The underlying calculation here seems to represent a shift from the spiral model to the deterrence model. By raising the stakes sharply, the thinking goes, Washington can shock Tehran and demonstrate how much the Iranian regime has to lose through further provocations. If Obama worried that Iran's asymmetry of interests would outweigh America's asymmetry of power, Trump is now calculating that America's asymmetry of power — its ability to inflict far worse suffering on Iran's regime than it can inflict on the US — will outweigh Tehran's asymmetrically intense interests in the region.
To call this a gamble is an understatement. Soleimani may have been a loathsome terrorist in American eyes, but he remains a national hero in Iran, and there will be immense pressure for some sort of retaliation. Iranian forces and proxies are capable of attacking — either immediately or over the long-run — US military assets, diplomatic facilities and citizens in Iraq and throughout the Middle East. Tehran could also respond with cyberattacks, further assaults on Gulf oil infrastructure or proxy attacks against Israel. Tehran could further cast off the remaining restraints on its nuclear program; it could, and probably will, use its influence with Iraqi politicians in a bid to evict US forces from Iraq. There are plenty of ways in which a US operational success could turn into a strategic setback or a deeper confrontation.

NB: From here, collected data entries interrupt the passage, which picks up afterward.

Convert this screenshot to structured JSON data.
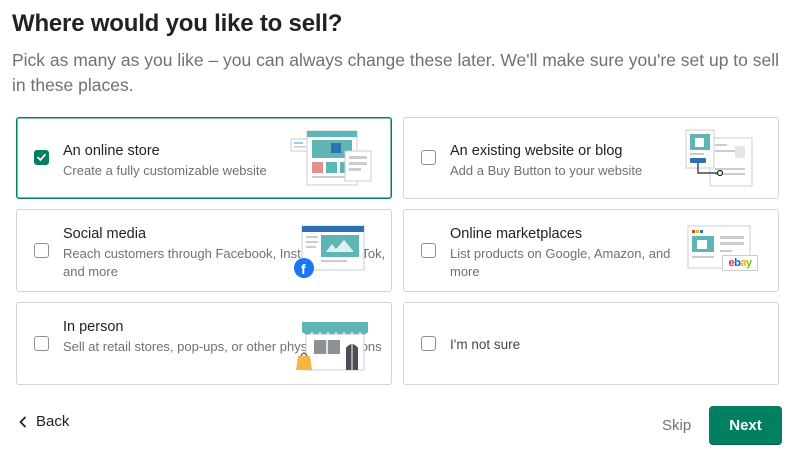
{
  "header": {
    "title": "Where would you like to sell?",
    "subtitle": "Pick as many as you like – you can always change these later. We'll make sure you're set up to sell in these places."
  },
  "options": [
    {
      "title": "An online store",
      "description": "Create a fully customizable website",
      "checked": true,
      "icon": "online-store-illustration"
    },
    {
      "title": "An existing website or blog",
      "description": "Add a Buy Button to your website",
      "checked": false,
      "icon": "website-blog-illustration"
    },
    {
      "title": "Social media",
      "description": "Reach customers through Facebook, Instagram, TikTok, and more",
      "checked": false,
      "icon": "social-media-illustration"
    },
    {
      "title": "Online marketplaces",
      "description": "List products on Google, Amazon, and more",
      "checked": false,
      "icon": "marketplaces-illustration",
      "badge": "ebay"
    },
    {
      "title": "In person",
      "description": "Sell at retail stores, pop-ups, or other physical locations",
      "checked": false,
      "icon": "storefront-illustration"
    },
    {
      "title": "I'm not sure",
      "description": "",
      "checked": false
    }
  ],
  "footer": {
    "back_label": "Back",
    "skip_label": "Skip",
    "next_label": "Next"
  },
  "colors": {
    "accent": "#008060",
    "border": "#d2d5d8",
    "muted_text": "#6d7175",
    "illustration_teal": "#5fb4b6"
  }
}
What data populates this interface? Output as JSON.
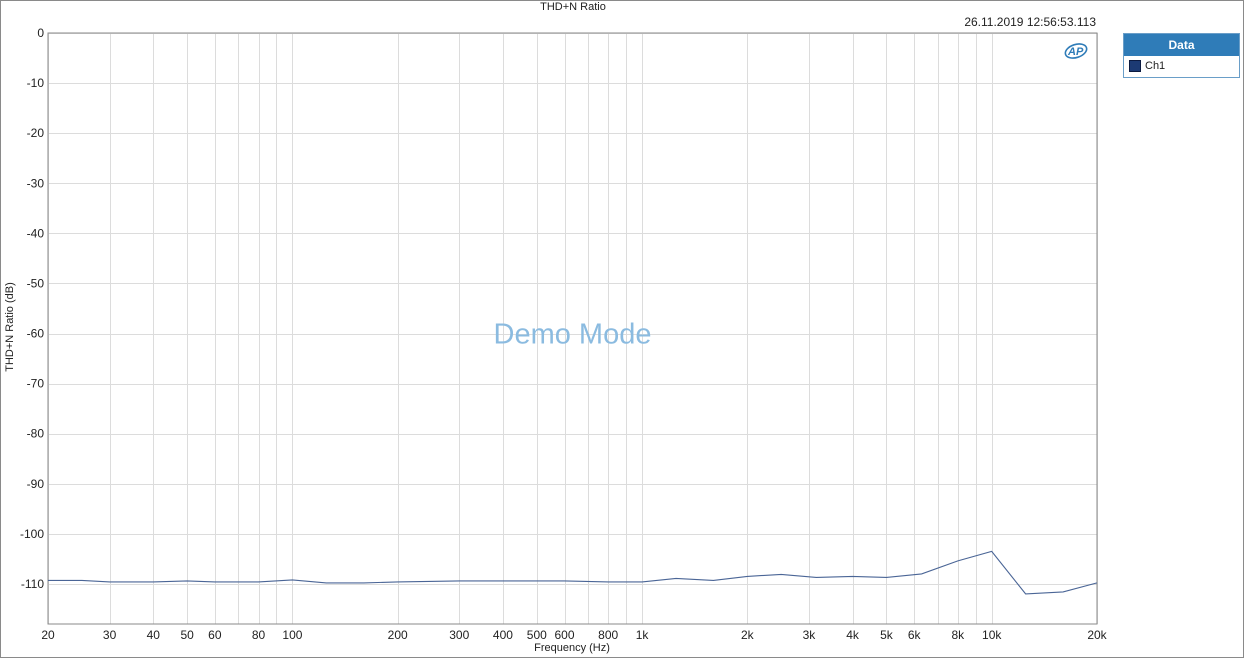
{
  "chart_data": {
    "type": "line",
    "title": "THD+N Ratio",
    "timestamp": "26.11.2019 12:56:53.113",
    "watermark": "Demo Mode",
    "xlabel": "Frequency (Hz)",
    "ylabel": "THD+N Ratio (dB)",
    "xscale": "log",
    "xlim": [
      20,
      20000
    ],
    "ylim": [
      -118,
      0
    ],
    "grid": true,
    "legend_position": "right",
    "legend_title": "Data",
    "x_ticks": [
      {
        "v": 20,
        "label": "20"
      },
      {
        "v": 30,
        "label": "30"
      },
      {
        "v": 40,
        "label": "40"
      },
      {
        "v": 50,
        "label": "50"
      },
      {
        "v": 60,
        "label": "60"
      },
      {
        "v": 80,
        "label": "80"
      },
      {
        "v": 100,
        "label": "100"
      },
      {
        "v": 200,
        "label": "200"
      },
      {
        "v": 300,
        "label": "300"
      },
      {
        "v": 400,
        "label": "400"
      },
      {
        "v": 500,
        "label": "500"
      },
      {
        "v": 600,
        "label": "600"
      },
      {
        "v": 800,
        "label": "800"
      },
      {
        "v": 1000,
        "label": "1k"
      },
      {
        "v": 2000,
        "label": "2k"
      },
      {
        "v": 3000,
        "label": "3k"
      },
      {
        "v": 4000,
        "label": "4k"
      },
      {
        "v": 5000,
        "label": "5k"
      },
      {
        "v": 6000,
        "label": "6k"
      },
      {
        "v": 8000,
        "label": "8k"
      },
      {
        "v": 10000,
        "label": "10k"
      },
      {
        "v": 20000,
        "label": "20k"
      }
    ],
    "x_minor_grid": [
      70,
      90,
      700,
      900,
      7000,
      9000
    ],
    "y_ticks": [
      {
        "v": 0,
        "label": "0"
      },
      {
        "v": -10,
        "label": "-10"
      },
      {
        "v": -20,
        "label": "-20"
      },
      {
        "v": -30,
        "label": "-30"
      },
      {
        "v": -40,
        "label": "-40"
      },
      {
        "v": -50,
        "label": "-50"
      },
      {
        "v": -60,
        "label": "-60"
      },
      {
        "v": -70,
        "label": "-70"
      },
      {
        "v": -80,
        "label": "-80"
      },
      {
        "v": -90,
        "label": "-90"
      },
      {
        "v": -100,
        "label": "-100"
      },
      {
        "v": -110,
        "label": "-110"
      }
    ],
    "series": [
      {
        "name": "Ch1",
        "color": "#4a6596",
        "x": [
          20,
          25,
          30,
          40,
          50,
          60,
          80,
          100,
          125,
          160,
          200,
          300,
          400,
          500,
          600,
          800,
          1000,
          1250,
          1600,
          2000,
          2500,
          3150,
          4000,
          5000,
          6300,
          8000,
          10000,
          12500,
          16000,
          20000
        ],
        "y": [
          -109.3,
          -109.3,
          -109.6,
          -109.6,
          -109.4,
          -109.6,
          -109.6,
          -109.2,
          -109.8,
          -109.8,
          -109.6,
          -109.4,
          -109.4,
          -109.4,
          -109.4,
          -109.6,
          -109.6,
          -108.9,
          -109.3,
          -108.5,
          -108.1,
          -108.7,
          -108.5,
          -108.7,
          -108,
          -105.4,
          -103.5,
          -112,
          -111.6,
          -109.8
        ]
      }
    ]
  },
  "legend": {
    "header": "Data",
    "items": [
      {
        "label": "Ch1",
        "color": "#1c3a73"
      }
    ]
  },
  "logo": {
    "text": "AP",
    "icon": "ap-logo-icon",
    "color": "#2f7cb8"
  }
}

That said, Trump's wager may pay off. The Iranian regime has historically been aggressive but not suicidal. The knowledge that the US can and will target top regime leaders probably terrifies Iranian officials as much as it enrages them. And whereas Iran had been controlling the pace of the confrontation prior to this point — gradually increasing the military pressure in response to US economic pressure — Washington has now shown its ability to escalate in unexpected and devastating ways. Washington may have miscalculated in killing Soleimani and Muhandis, but right now is it Iranian leaders who surely feel that they have badly misjudged the enemy. That realization may indeed have a sobering effect as Tehran considers whether it would profit from intensifying the confrontation.

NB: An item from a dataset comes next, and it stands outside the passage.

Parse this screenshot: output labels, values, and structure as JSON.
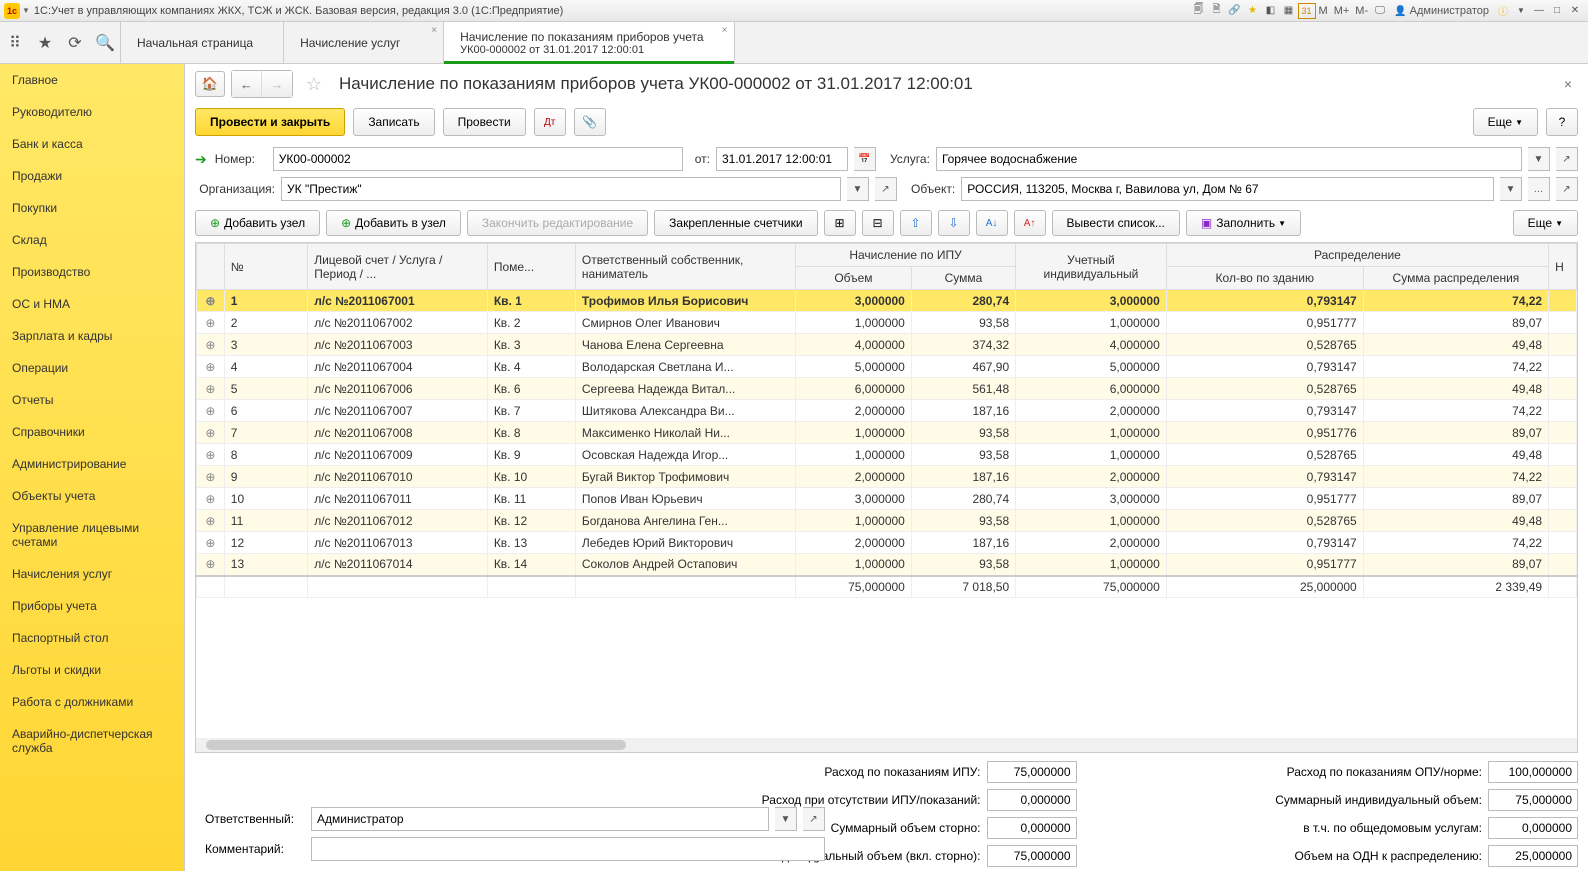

One thing is certain: Navigating the current crisis will require a higher quality of statecraft than has been the Trump administration's norm. The US will need to protect or evacuate vulnerable personnel and private citizens in Iraq and elsewhere in the region. It must formulate contingency plans for handling potential Iranian responses and determine what it will do if the present shock treatment does not have the desired effect. It must simultaneously maneuver so that this strike doesn't isolate America in the international diplomacy surrounding the Iran nuclear issue, and determine how it will respond when Tehran uses its political sway in Iraq to push for a US withdrawal.

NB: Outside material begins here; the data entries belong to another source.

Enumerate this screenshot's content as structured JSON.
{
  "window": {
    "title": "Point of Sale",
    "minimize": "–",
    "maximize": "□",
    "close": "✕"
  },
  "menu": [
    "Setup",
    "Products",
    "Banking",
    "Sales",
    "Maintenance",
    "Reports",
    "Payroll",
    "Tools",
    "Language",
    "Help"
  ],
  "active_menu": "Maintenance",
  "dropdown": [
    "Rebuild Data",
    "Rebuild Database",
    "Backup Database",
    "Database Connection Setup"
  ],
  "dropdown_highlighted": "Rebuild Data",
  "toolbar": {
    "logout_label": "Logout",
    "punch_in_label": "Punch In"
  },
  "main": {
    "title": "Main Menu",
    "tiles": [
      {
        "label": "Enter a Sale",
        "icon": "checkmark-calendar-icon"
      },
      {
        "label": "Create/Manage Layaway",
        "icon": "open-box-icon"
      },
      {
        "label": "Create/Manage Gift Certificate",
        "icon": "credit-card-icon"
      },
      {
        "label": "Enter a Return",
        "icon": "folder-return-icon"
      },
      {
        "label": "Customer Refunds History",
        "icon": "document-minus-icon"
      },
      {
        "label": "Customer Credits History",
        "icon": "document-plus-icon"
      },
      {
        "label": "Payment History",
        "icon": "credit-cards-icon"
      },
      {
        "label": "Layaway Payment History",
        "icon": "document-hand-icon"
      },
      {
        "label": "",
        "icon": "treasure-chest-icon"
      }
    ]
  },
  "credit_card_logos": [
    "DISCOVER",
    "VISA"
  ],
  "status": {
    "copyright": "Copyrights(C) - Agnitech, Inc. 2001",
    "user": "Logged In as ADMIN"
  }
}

The administration's showing to date is not reassuring. Trump has generally sundered, neglected or undermined diplomatic relationships, within the region and beyond, that would be very valuable right now. Tight messaging and skillful execution of policy have not been hallmarks of his presidency. Former secretaries of state such as Dean Acheson and George Shultz would have their hands full in dealing with this crisis, and nobody in Washington right now looks like another Acheson or Shultz.
"The game has changed," Secretary of Defense Mark Esper warned hours before the strike. True enough. We'll see if the Trump administration is ready for what comes next.